Merits review is distinguished from 'judicial review', where the reviewer (usually a court) can only overturn the decision under review if it was invalid (not merely wrong). Judicial review checks that the original decision-maker applied the right principles and applied them rationally to the evidence available at the time. The key distinction is that, under judicial review, the reviewer must accept the original decision-maker's conclusions on questions of fact and the original decision-maker's exercise of a discretion.

('Discretion' means that, given a particular set of laws and evidence, a decision-maker could validly make any one of a range of decisions; there is no one right answer. An example of discretion is when a criminal court sentences an offender. The sentence will be upheld on appeal unless it fell outside the range of reasonable answers, even if the appeal court thinks that a different answer within the range would have been more appropriate.)
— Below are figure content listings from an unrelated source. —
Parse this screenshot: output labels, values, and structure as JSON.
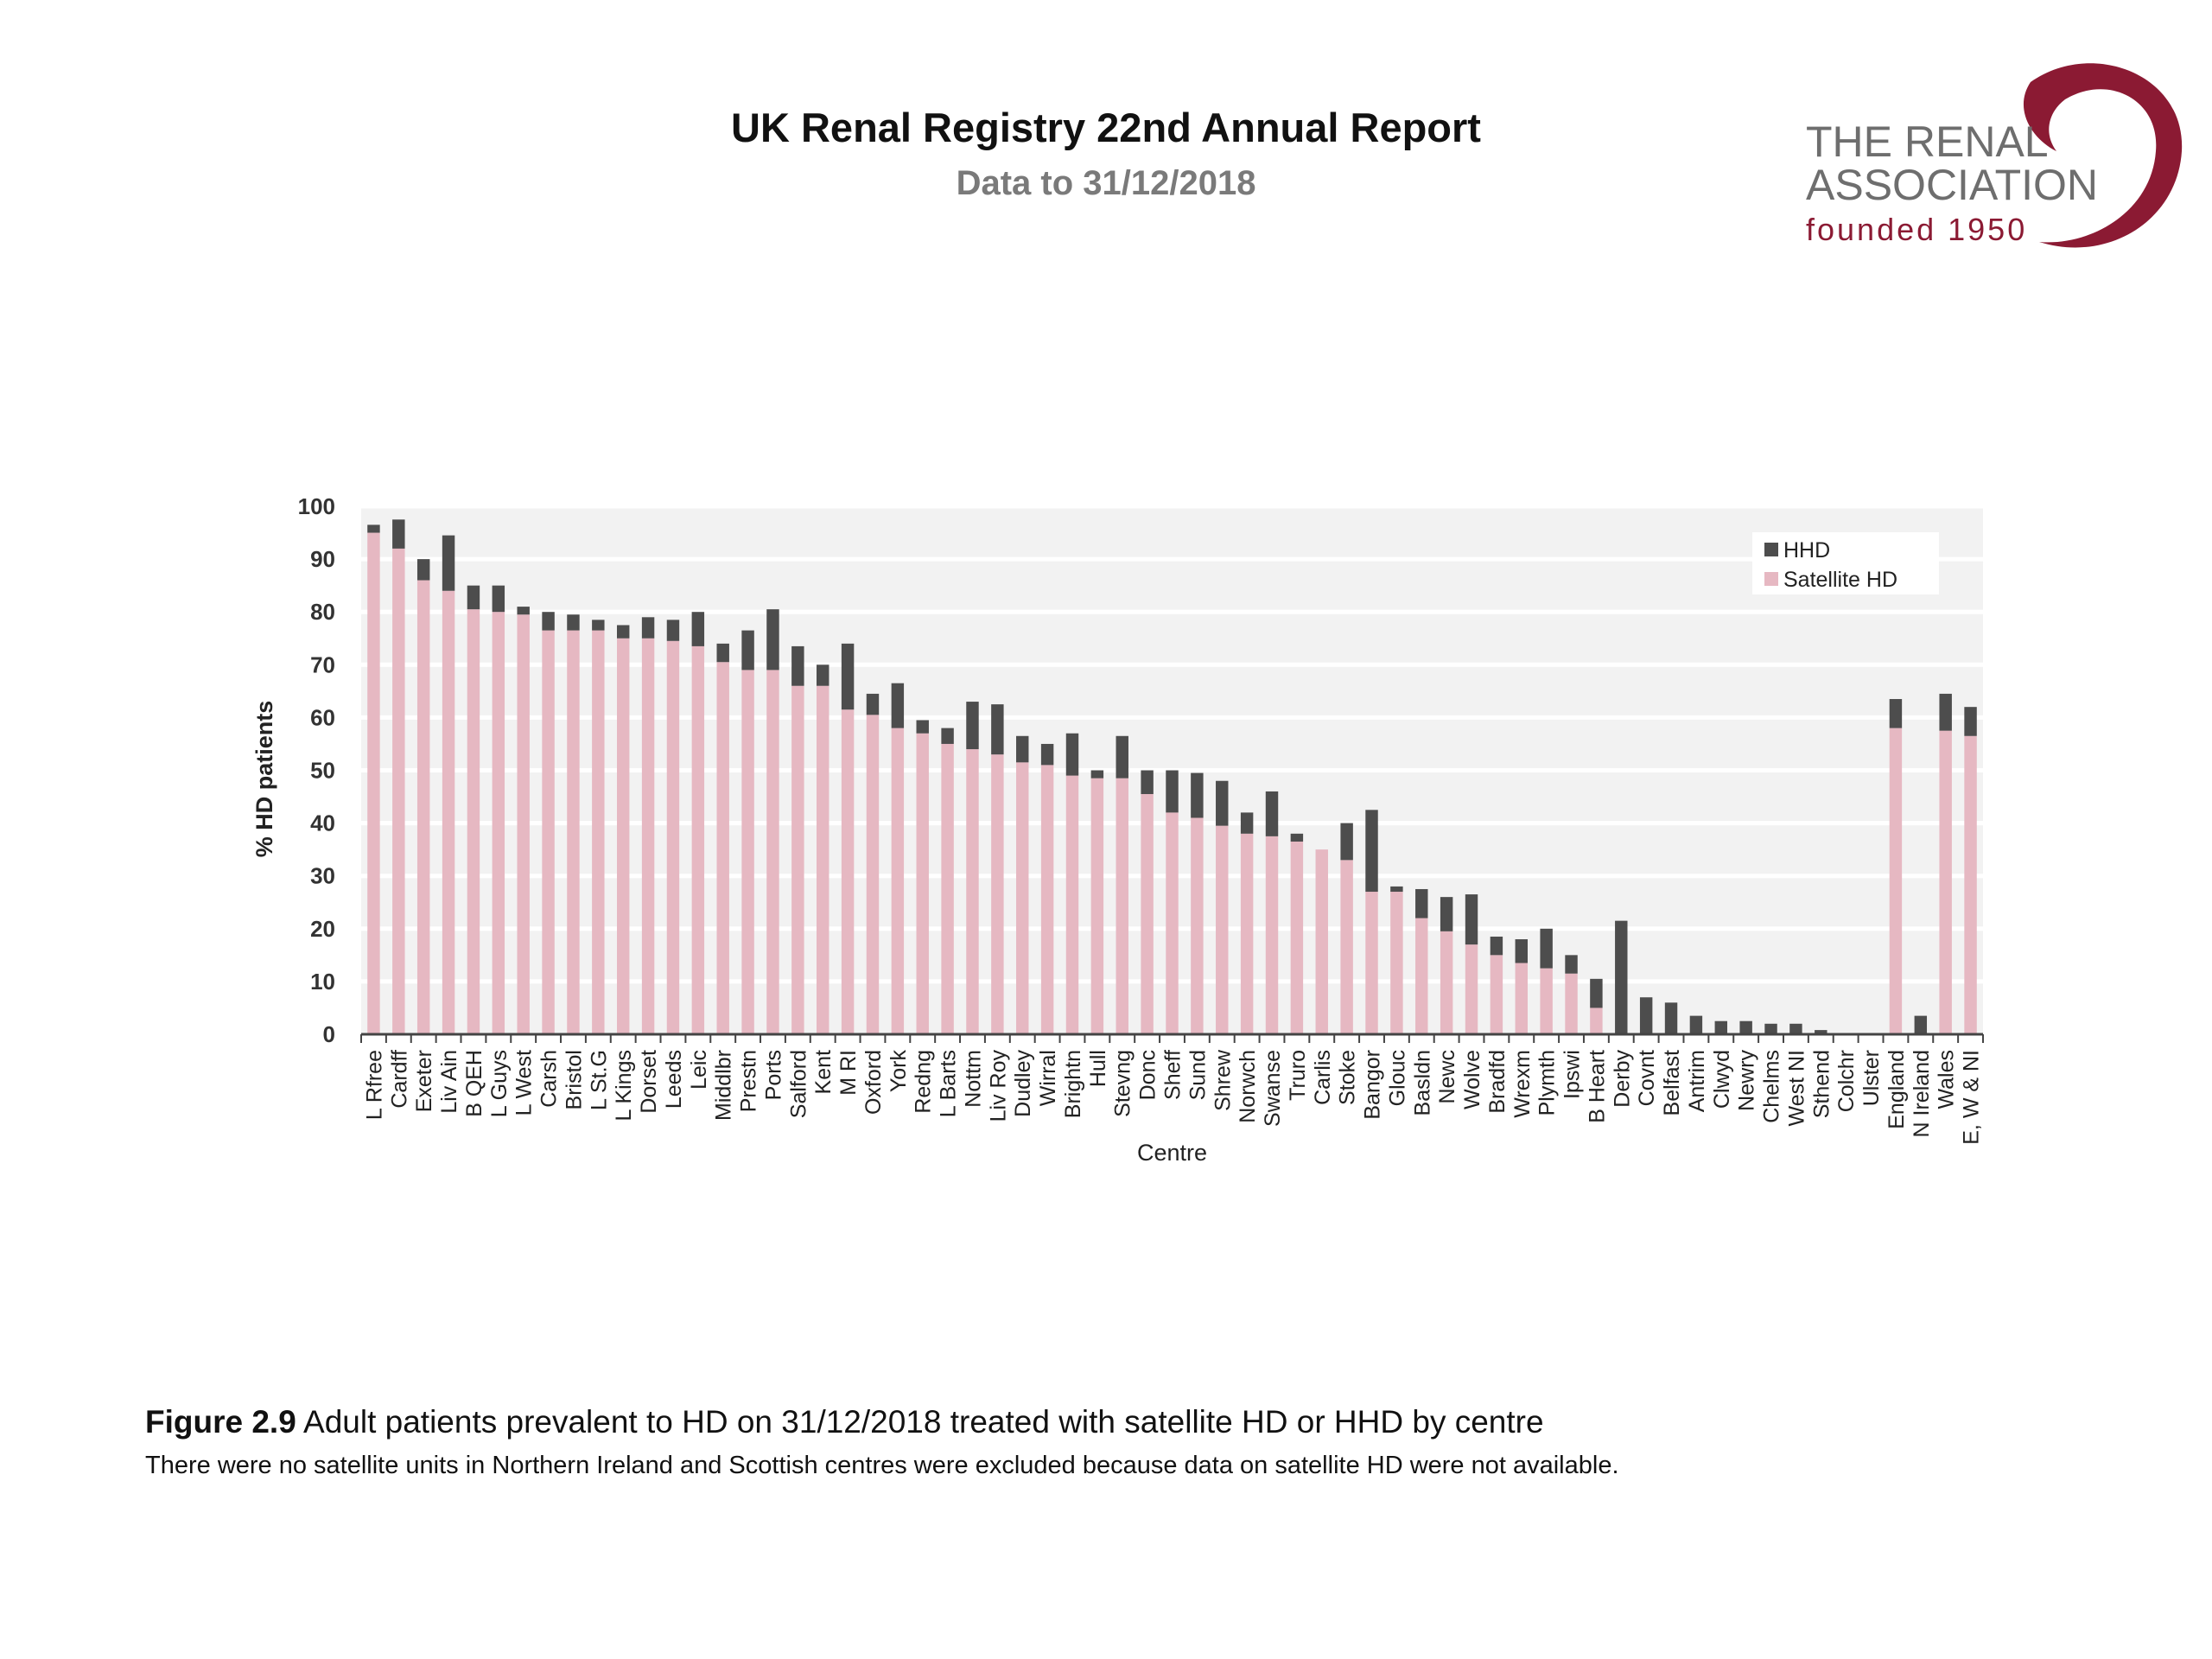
{
  "header": {
    "title": "UK Renal Registry 22nd Annual Report",
    "subtitle": "Data to 31/12/2018"
  },
  "logo": {
    "line1": "THE RENAL",
    "line2": "ASSOCIATION",
    "line3": "founded 1950",
    "accent_color": "#8b1a33"
  },
  "caption": {
    "figure_label": "Figure 2.9",
    "text": " Adult patients prevalent to HD on 31/12/2018 treated with satellite HD or HHD by centre",
    "note": "There were no satellite units in Northern Ireland and Scottish centres were excluded because data on satellite HD were not available."
  },
  "chart_data": {
    "type": "bar",
    "stacked": true,
    "title": "",
    "xlabel": "Centre",
    "ylabel": "% HD patients",
    "ylim": [
      0,
      100
    ],
    "yticks": [
      0,
      10,
      20,
      30,
      40,
      50,
      60,
      70,
      80,
      90,
      100
    ],
    "grid": true,
    "legend_position": "top-right",
    "categories": [
      "L Rfree",
      "Cardff",
      "Exeter",
      "Liv Ain",
      "B QEH",
      "L Guys",
      "L West",
      "Carsh",
      "Bristol",
      "L St.G",
      "L Kings",
      "Dorset",
      "Leeds",
      "Leic",
      "Middlbr",
      "Prestn",
      "Ports",
      "Salford",
      "Kent",
      "M RI",
      "Oxford",
      "York",
      "Redng",
      "L Barts",
      "Nottm",
      "Liv Roy",
      "Dudley",
      "Wirral",
      "Brightn",
      "Hull",
      "Stevng",
      "Donc",
      "Sheff",
      "Sund",
      "Shrew",
      "Norwch",
      "Swanse",
      "Truro",
      "Carlis",
      "Stoke",
      "Bangor",
      "Glouc",
      "Basldn",
      "Newc",
      "Wolve",
      "Bradfd",
      "Wrexm",
      "Plymth",
      "Ipswi",
      "B Heart",
      "Derby",
      "Covnt",
      "Belfast",
      "Antrim",
      "Clwyd",
      "Newry",
      "Chelms",
      "West NI",
      "Sthend",
      "Colchr",
      "Ulster",
      "England",
      "N Ireland",
      "Wales",
      "E, W & NI"
    ],
    "series": [
      {
        "name": "Satellite HD",
        "color": "#e6b8c2",
        "values": [
          95,
          92,
          86,
          84,
          80.5,
          80,
          79.5,
          76.5,
          76.5,
          76.5,
          75,
          75,
          74.5,
          73.5,
          70.5,
          69,
          69,
          66,
          66,
          61.5,
          60.5,
          58,
          57,
          55,
          54,
          53,
          51.5,
          51,
          49,
          48.5,
          48.5,
          45.5,
          42,
          41,
          39.5,
          38,
          37.5,
          36.5,
          35,
          33,
          27,
          27,
          22,
          19.5,
          17,
          15,
          13.5,
          12.5,
          11.5,
          5,
          0,
          0,
          0,
          0,
          0,
          0,
          0,
          0,
          0,
          0,
          0,
          58,
          0,
          57.5,
          56.5
        ]
      },
      {
        "name": "HHD",
        "color": "#4d4d4d",
        "values": [
          1.5,
          5.5,
          4,
          10.5,
          4.5,
          5,
          1.5,
          3.5,
          3,
          2,
          2.5,
          4,
          4,
          6.5,
          3.5,
          7.5,
          11.5,
          7.5,
          4,
          12.5,
          4,
          8.5,
          2.5,
          3,
          9,
          9.5,
          5,
          4,
          8,
          1.5,
          8,
          4.5,
          8,
          8.5,
          8.5,
          4,
          8.5,
          1.5,
          0,
          7,
          15.5,
          1,
          5.5,
          6.5,
          9.5,
          3.5,
          4.5,
          7.5,
          3.5,
          5.5,
          21.5,
          7,
          6,
          3.5,
          2.5,
          2.5,
          2,
          2,
          0.8,
          0,
          0,
          5.5,
          3.5,
          7,
          5.5
        ]
      }
    ],
    "legend": [
      "HHD",
      "Satellite HD"
    ]
  }
}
A reviewer under judicial review may be empowered to, upon finding a relevant error in the decision under review, re-make the decision, or they may only be allowed to remit (send back) the decision to the original decision-maker with instructions about what principles to follow and how to avoid making the same error again.
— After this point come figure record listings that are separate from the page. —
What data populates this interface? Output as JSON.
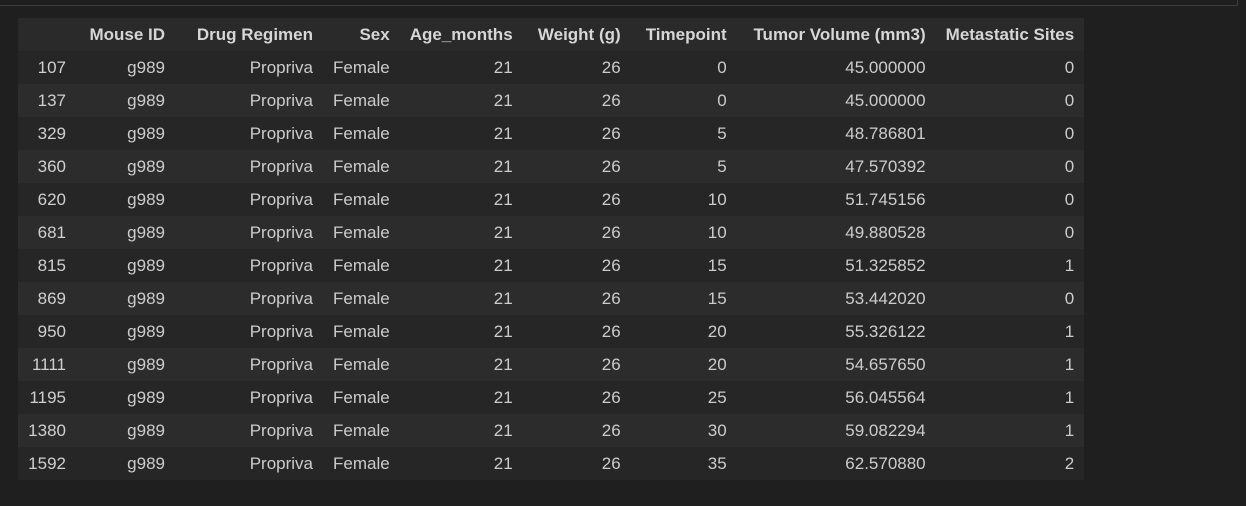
{
  "table": {
    "columns": [
      "",
      "Mouse ID",
      "Drug Regimen",
      "Sex",
      "Age_months",
      "Weight (g)",
      "Timepoint",
      "Tumor Volume (mm3)",
      "Metastatic Sites"
    ],
    "rows": [
      [
        "107",
        "g989",
        "Propriva",
        "Female",
        "21",
        "26",
        "0",
        "45.000000",
        "0"
      ],
      [
        "137",
        "g989",
        "Propriva",
        "Female",
        "21",
        "26",
        "0",
        "45.000000",
        "0"
      ],
      [
        "329",
        "g989",
        "Propriva",
        "Female",
        "21",
        "26",
        "5",
        "48.786801",
        "0"
      ],
      [
        "360",
        "g989",
        "Propriva",
        "Female",
        "21",
        "26",
        "5",
        "47.570392",
        "0"
      ],
      [
        "620",
        "g989",
        "Propriva",
        "Female",
        "21",
        "26",
        "10",
        "51.745156",
        "0"
      ],
      [
        "681",
        "g989",
        "Propriva",
        "Female",
        "21",
        "26",
        "10",
        "49.880528",
        "0"
      ],
      [
        "815",
        "g989",
        "Propriva",
        "Female",
        "21",
        "26",
        "15",
        "51.325852",
        "1"
      ],
      [
        "869",
        "g989",
        "Propriva",
        "Female",
        "21",
        "26",
        "15",
        "53.442020",
        "0"
      ],
      [
        "950",
        "g989",
        "Propriva",
        "Female",
        "21",
        "26",
        "20",
        "55.326122",
        "1"
      ],
      [
        "1111",
        "g989",
        "Propriva",
        "Female",
        "21",
        "26",
        "20",
        "54.657650",
        "1"
      ],
      [
        "1195",
        "g989",
        "Propriva",
        "Female",
        "21",
        "26",
        "25",
        "56.045564",
        "1"
      ],
      [
        "1380",
        "g989",
        "Propriva",
        "Female",
        "21",
        "26",
        "30",
        "59.082294",
        "1"
      ],
      [
        "1592",
        "g989",
        "Propriva",
        "Female",
        "21",
        "26",
        "35",
        "62.570880",
        "2"
      ]
    ]
  }
}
Back to merits review, depending on the legislation that authorises the review, the reviewer may be able to take into account new evidence, or they may have to confine themselves to the evidence that was before the original decision-maker. The legislation under which the original decision was made may also affect whether facts which arose after the original decision was made are relevant or not.

In summary:

  • under judicial review, the reviewer must uphold the decision under review, even if they think a different decision would have been better, unless there is a flaw in the process by which the original decision-maker made the decision;
  • under merits review, the reviewer can start from scratch and decide what the right decision should be (which may or may not be the same as the original decision-maker's decision); they can form their own view of the facts and exercise their own discretion.